C’est sûr que ma fille en est toute une…

Mais quand un projet professionnel auquel on a travaillé pendant plusieurs mois voit enfin le jour, c’est aussi toute une fierté.

Alors le voici, il est encore tout chaud… Le nouveau Guide de voyage Ulysse Bas-Saint-Laurent/Gaspésie. J’y ai travaillé tout l’été avec rigueur et surtout beaucoup de plaisir.

Ce fût tout un défi, un défi que j’ai adoré.

J’espère que vous aurez autant de plaisir à découvrir ma région natale que j’en ai eu à la redécouvrir 10 ans après mon départ!

Pour voir le communiqué de presse

Pour lire ce qu’en dit le journal Le Rimouskois

À la ferme du boeuf qui grogne

Lors de ma tournée pour le guide de voyage Ulysse en Gaspésie, j’ai rencontré des gens… des gens tellement fascinants que je devais en faire mention. 

Dans les hautes terres de la baie des Chaleurs se trouve une ferme pas comme les autres, une ferme de yacks. Ces grosses bêtes qui ressemblent à des vaches très poilues proviennent de l’Asie.

Jean-Guy Duchesne et Guylaine Babin avaient un rêve… Travaillant dans l’Arctique depuis 12 ans, ils voulaient avoir leur ferme. Ils ont tout quitté, même leur emploi de contrôleur aérien et de fonctionnaire en Arctique pour s’installer à St-Elzéar-de-Bonaventure dans la baie des Chaleurs, sur une terre où personne n’avait fait d’élevage bovin depuis plus de 15 ans.

Passionnés, ils ont fait des recherches pour trouver une offre différente afin de permettre à leur rêve d’être économiquement viable. Débrouillards et autodidactes, ils ont tout bati, de la maison à la grange, des enclos au plan d’affaires.

Huit ans plus tard, la ferme Bos G (qui vient du nom latin du boeuf qui grogne) se distingue par une variété de services : vente de viande, de laine, une table champêtre, une visite de la ferme et même un projet de combustible…

En visitant la ferme Bos G, je suis premièrement retournée en enfance.

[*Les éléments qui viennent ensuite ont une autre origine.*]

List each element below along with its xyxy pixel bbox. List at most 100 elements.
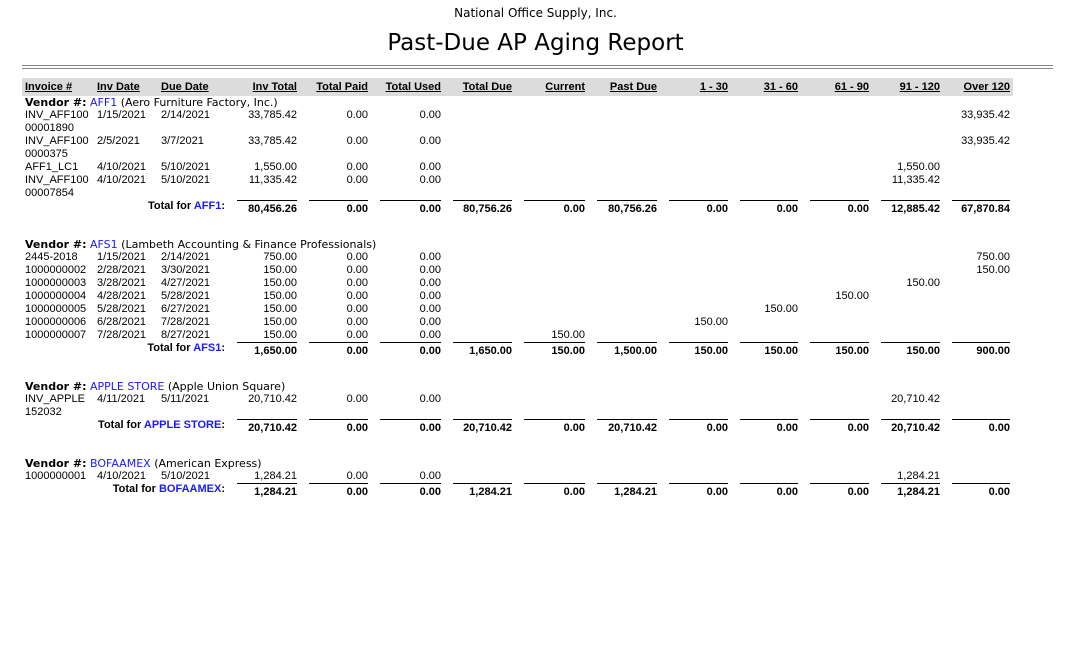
total-cell: 67,870.84 (943, 200, 1013, 216)
total-value: 0.00 (740, 419, 798, 435)
cell: 5/10/2021 (161, 161, 210, 173)
cell: 2/28/2021 (97, 264, 146, 276)
vendor-label: Vendor #: (25, 96, 87, 109)
invoice-row: INV_APPLE152032 4/11/2021 5/11/2021 20,710.… (22, 393, 1013, 419)
section-gap (22, 358, 1013, 380)
cell: 5/10/2021 (161, 174, 210, 186)
total-cell: 0.00 (660, 419, 731, 435)
total-value: 67,870.84 (952, 200, 1010, 216)
cell (731, 329, 801, 342)
total-cell: 20,710.42 (444, 419, 515, 435)
report-table: Invoice # Inv Date Due Date Inv Total Total … (22, 78, 1013, 499)
cell: 0.00 (346, 109, 368, 121)
total-cell: 0.00 (371, 419, 444, 435)
cell (660, 303, 731, 316)
cell: 20,710.42 (891, 393, 940, 405)
total-cell: 80,456.26 (228, 200, 300, 216)
cell: 0.00 (419, 303, 441, 315)
cell (801, 251, 872, 264)
cell: 20,710.42 (248, 393, 297, 405)
cell (515, 109, 588, 135)
total-value: 20,710.42 (597, 419, 657, 435)
cell: INV_AFF1000000375 (25, 135, 89, 160)
cell (660, 174, 731, 200)
total-cell: 20,710.42 (872, 419, 943, 435)
cell: 33,935.42 (961, 109, 1010, 121)
cell (515, 470, 588, 483)
cell (515, 316, 588, 329)
total-cell: 80,756.26 (444, 200, 515, 216)
cell: 1,284.21 (897, 470, 940, 482)
cell (444, 161, 515, 174)
total-value: 80,756.26 (453, 200, 512, 216)
cell (943, 303, 1013, 316)
cell: 0.00 (419, 174, 441, 186)
total-cell: 150.00 (731, 342, 801, 358)
total-cell: 0.00 (943, 419, 1013, 435)
cell (943, 329, 1013, 342)
cell: 150.00 (976, 264, 1010, 276)
cell: 1000000001 (25, 470, 87, 482)
cell: 150.00 (263, 290, 297, 302)
total-value: 0.00 (524, 200, 585, 216)
total-cell: 12,885.42 (872, 200, 943, 216)
cell (588, 316, 660, 329)
invoice-row: 1000000007 7/28/2021 8/27/2021 150.00 0.00 0.… (22, 329, 1013, 342)
invoice-row: AFF1_LC1 4/10/2021 5/10/2021 1,550.00 0.00 0.… (22, 161, 1013, 174)
total-value: 150.00 (740, 342, 798, 358)
cell (444, 135, 515, 161)
cell (588, 264, 660, 277)
cell: 0.00 (346, 161, 368, 173)
vendor-id: APPLE STORE (90, 380, 165, 393)
cell (731, 109, 801, 135)
cell: 150.00 (263, 303, 297, 315)
total-value: 20,710.42 (453, 419, 512, 435)
cell: 0.00 (346, 303, 368, 315)
cell: 3/28/2021 (97, 277, 146, 289)
total-cell: 0.00 (943, 483, 1013, 499)
total-value: 0.00 (309, 342, 368, 358)
total-colon: : (221, 200, 225, 212)
cell (943, 174, 1013, 200)
cell (444, 277, 515, 290)
total-colon: : (221, 419, 225, 431)
cell (588, 329, 660, 342)
total-value: 0.00 (810, 200, 869, 216)
cell (588, 393, 660, 419)
cell: 0.00 (419, 277, 441, 289)
cell (801, 174, 872, 200)
cell: 7/28/2021 (161, 316, 210, 328)
cell: 2/14/2021 (161, 109, 210, 121)
cell (660, 251, 731, 264)
cell: 33,935.42 (961, 135, 1010, 147)
total-value: 0.00 (952, 483, 1010, 499)
column-header: 91 - 120 (872, 78, 943, 96)
column-header: 31 - 60 (731, 78, 801, 96)
total-for: Total for (147, 200, 192, 212)
cell: 5/10/2021 (161, 470, 210, 482)
cell: 11,335.42 (891, 174, 940, 186)
cell (588, 251, 660, 264)
cell (801, 329, 872, 342)
cell: 3/30/2021 (161, 264, 210, 276)
vendor-label: Vendor #: (25, 238, 87, 251)
vendor-label: Vendor #: (25, 380, 87, 393)
total-cell: 900.00 (943, 342, 1013, 358)
cell (801, 393, 872, 419)
cell: 0.00 (419, 393, 441, 405)
gap-cell (22, 358, 1013, 380)
total-cell: 0.00 (731, 419, 801, 435)
cell: 750.00 (263, 251, 297, 263)
total-cell: 0.00 (660, 200, 731, 216)
cell (731, 161, 801, 174)
vendor-name: (Apple Union Square) (167, 380, 286, 393)
cell: 33,785.42 (248, 109, 297, 121)
total-value: 20,710.42 (881, 419, 940, 435)
cell: 4/28/2021 (97, 290, 146, 302)
cell: 2445-2018 (25, 251, 78, 263)
cell: 1000000002 (25, 264, 87, 276)
cell: 1/15/2021 (97, 109, 146, 121)
total-for: Total for (98, 419, 142, 431)
cell (588, 174, 660, 200)
cell: 5/28/2021 (97, 303, 146, 315)
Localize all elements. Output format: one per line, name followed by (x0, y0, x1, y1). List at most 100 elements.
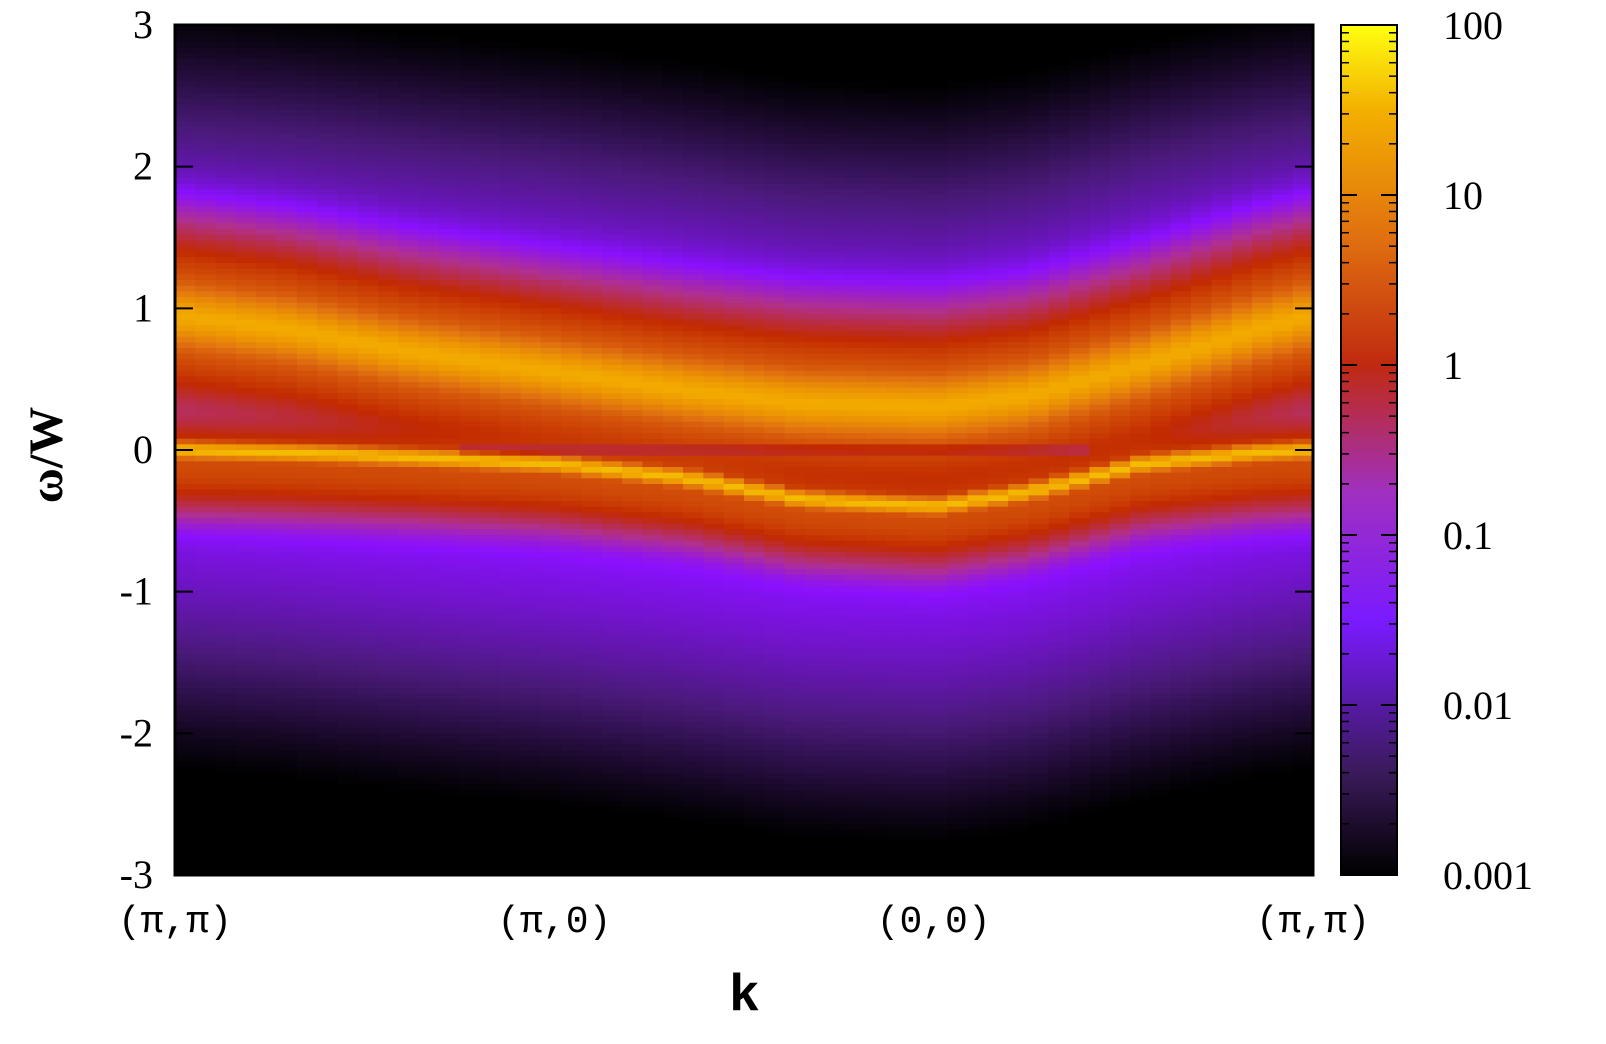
heatmap-cell (744, 829, 765, 836)
heatmap-cell (825, 569, 847, 576)
heatmap-cell (561, 30, 583, 37)
heatmap-cell (520, 574, 542, 581)
heatmap-cell (703, 53, 725, 60)
heatmap-cell (439, 846, 461, 853)
heatmap-cell (723, 268, 745, 275)
heatmap-cell (296, 676, 318, 683)
heatmap-cell (804, 291, 826, 298)
heatmap-cell (520, 818, 542, 825)
heatmap-cell (256, 161, 278, 168)
heatmap-cell (601, 705, 623, 712)
heatmap-cell (764, 603, 786, 610)
heatmap-cell (500, 280, 522, 287)
heatmap-cell (581, 801, 603, 808)
heatmap-cell (357, 614, 379, 621)
heatmap-cell (683, 342, 704, 349)
heatmap-cell (256, 495, 278, 502)
heatmap-cell (561, 427, 583, 434)
heatmap-cell (479, 665, 501, 672)
heatmap-cell (296, 81, 318, 88)
heatmap-cell (195, 76, 217, 83)
heatmap-cell (662, 569, 684, 576)
heatmap-cell (256, 829, 278, 836)
heatmap-cell (418, 353, 440, 360)
heatmap-cell (175, 489, 196, 496)
heatmap-cell (195, 546, 217, 553)
heatmap-cell (703, 761, 725, 768)
heatmap-cell (317, 773, 339, 780)
heatmap-cell (723, 421, 745, 428)
heatmap-cell (804, 597, 826, 604)
heatmap-cell (744, 144, 765, 151)
heatmap-cell (642, 274, 664, 281)
heatmap-cell (520, 365, 542, 372)
heatmap-cell (804, 829, 826, 836)
heatmap-cell (276, 93, 298, 100)
heatmap-cell (215, 614, 237, 621)
heatmap-cell (845, 257, 867, 264)
heatmap-cell (662, 223, 684, 230)
heatmap-cell (500, 535, 522, 542)
heatmap-cell (825, 523, 847, 530)
heatmap-cell (256, 217, 278, 224)
heatmap-cell (439, 784, 461, 791)
heatmap-cell (845, 172, 867, 179)
heatmap-cell (500, 501, 522, 508)
heatmap-cell (175, 161, 196, 168)
heatmap-cell (561, 535, 583, 542)
heatmap-cell (398, 433, 420, 440)
heatmap-cell (622, 257, 643, 264)
heatmap-cell (642, 110, 664, 117)
heatmap-cell (581, 155, 603, 162)
heatmap-cell (215, 489, 237, 496)
heatmap-cell (500, 217, 522, 224)
heatmap-cell (175, 427, 196, 434)
heatmap-cell (561, 501, 583, 508)
heatmap-cell (642, 784, 664, 791)
heatmap-cell (520, 314, 542, 321)
heatmap-cell (378, 30, 400, 37)
heatmap-cell (500, 178, 522, 185)
heatmap-cell (520, 586, 542, 593)
heatmap-cell (296, 801, 318, 808)
heatmap-cell (703, 115, 725, 122)
heatmap-cell (337, 76, 359, 83)
heatmap-cell (723, 625, 745, 632)
heatmap-cell (378, 319, 400, 326)
heatmap-cell (784, 790, 806, 797)
heatmap-cell (703, 580, 725, 587)
heatmap-cell (337, 807, 359, 814)
heatmap-cell (235, 308, 257, 315)
heatmap-cell (276, 546, 298, 553)
heatmap-cell (459, 790, 481, 797)
heatmap-cell (175, 64, 196, 71)
heatmap-cell (540, 795, 562, 802)
heatmap-cell (520, 597, 542, 604)
heatmap-cell (723, 42, 745, 49)
heatmap-cell (357, 127, 379, 134)
heatmap-cell (439, 421, 461, 428)
heatmap-cell (683, 625, 704, 632)
heatmap-cell (500, 665, 522, 672)
heatmap-cell (561, 98, 583, 105)
heatmap-cell (175, 461, 196, 468)
heatmap-cell (398, 529, 420, 536)
heatmap-cell (317, 444, 339, 451)
heatmap-cell (744, 733, 765, 740)
heatmap-cell (215, 382, 237, 389)
heatmap-cell (215, 206, 237, 213)
heatmap-cell (703, 342, 725, 349)
heatmap-cell (235, 427, 257, 434)
heatmap-cell (540, 807, 562, 814)
heatmap-cell (337, 557, 359, 564)
heatmap-cell (683, 750, 704, 757)
heatmap-cell (561, 654, 583, 661)
heatmap-cell (662, 557, 684, 564)
heatmap-cell (784, 47, 806, 54)
heatmap-cell (439, 552, 461, 559)
heatmap-cell (845, 223, 867, 230)
heatmap-cell (215, 438, 237, 445)
heatmap-cell (337, 659, 359, 666)
heatmap-cell (235, 348, 257, 355)
heatmap-cell (764, 671, 786, 678)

Jean-Guy est un excellent vulgarisateur qui explique tous le processus d’élevage de ce bovin poilu et grognant. Avec ses 60 bêtes, on y découvre non seulement une activité familiale intéressante mais aussi une inspiration profonde.

C’est que de tout lâcher pour construire un projet aussi fou prend de l’audace! Parler avec ce couple passionné devient une leçon de vie assez époustouflante pour réaliser ses rêves, s’organiser et saisir les opportunités même si elles semblent complètement farfelues.

Une rencontre que je n’oublierai jamais et qui vaut le détour si vous passez en Gaspésie!

Suspense…

En regardant mon blogue, j’ai réalisé que je vous ai laissé en suspense il y a plus d’un mois… Je m’apprêtais à vivre une expérience assez inusité, celle de dormir dans un sous-marin de l’armée canadienne.

Et puis, plus rien… J’ai oublié de vous raconter l’expérience! Toutes mes excuses… d’ailleurs, c’est avec la plus grande intention du monde que je souhaitais vous raconter la tournée au Bas-Saint-Laurent et en Gaspésie pour les guides de voyage Ulysse. Mais la fatigue m’a rattrapé plus vite que je le craignais et j’ai dû laisser tomber ce défi.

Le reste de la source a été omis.